The philosophy has limitations, agrees Constantine Alexandrakis, head of the U.S. practice of executive search firm Russell Reynolds. “They may do great in the first 18 months and be good at capturing the low-hanging fruit,” as he puts it, such as cutting costs or shedding operations. “But what they won’t be able to do—and this typically comes at the 18-month or two-year mark—is break through with new strategies or directions or attack new and unforeseen challenges the company is experiencing.”

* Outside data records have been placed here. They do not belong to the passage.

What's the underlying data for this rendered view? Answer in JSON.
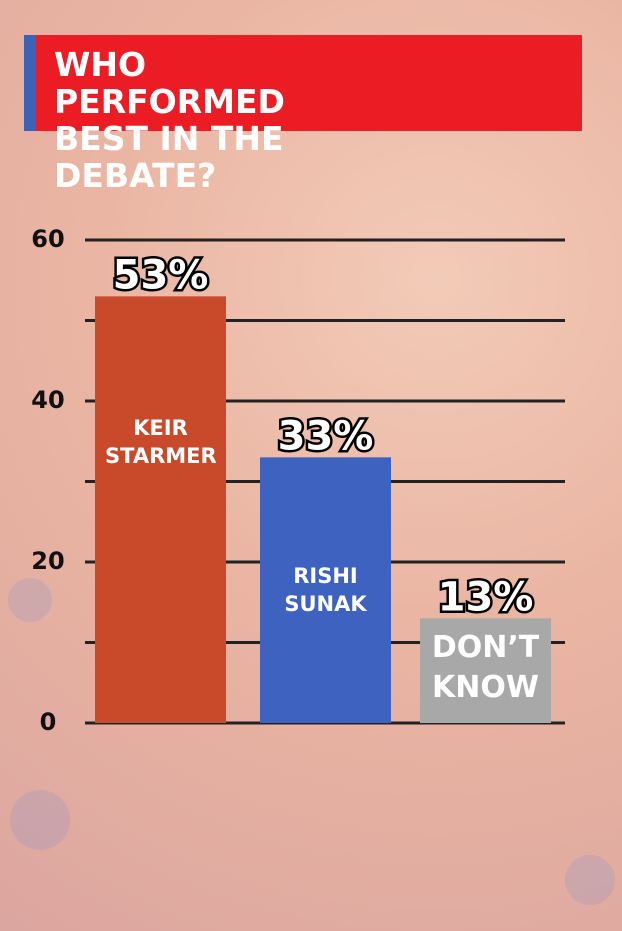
{
  "chart_data": {
    "type": "bar",
    "title": "WHO PERFORMED BEST IN THE DEBATE?",
    "categories": [
      "KEIR STARMER",
      "RISHI SUNAK",
      "DON’T KNOW"
    ],
    "values": [
      53,
      33,
      13
    ],
    "value_labels": [
      "53%",
      "33%",
      "13%"
    ],
    "colors": [
      "#c84a2b",
      "#3e62bf",
      "#a8a8a8"
    ],
    "ylim": [
      0,
      60
    ],
    "yticks": [
      0,
      20,
      40,
      60
    ],
    "grid_lines": [
      10,
      30,
      50
    ],
    "grid": true
  }
}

Idalene Kesner is a director of Evansville, Indiana-based Berry Plastics Group and of Lincoln, Nebraska-based Lincoln Industries. She agrees that boards “rarely look for someone exactly identical” to the current CEO. “That’s because most boards are thinking years in advance and about the skills they will need in a CEO five years ahead or more—versus in the rear-view mirror,” says Kesner, who also is dean of the Indiana University business school.

Curating Candidates

Looking several years out, directors will want to consider their growth strategy and “whether they anticipate the need to drive a major business-model shift in a very disruptive market,” says Audrey Smith, senior vice president of global practices for the consulting company DDI. “Or maybe they’re looking at a huge digital transformation and at interfacing with new customers and new competitors. That would inform a certain kind of successor profile. Or is it about globalization or driving a turnaround where cost containment or manufacturing modernization is a lever they have to pull?”

Chambers recently helped lead the succession process that led to the selection of James Reed as CEO of USA Truck, He was the CFO of the Van Buren, Arkansas-based outfit. In curating candidates, Chambers says it’s important to “be agnostic about where the talent is coming from. Then you compare your internal talent against that as you also search on the outside.”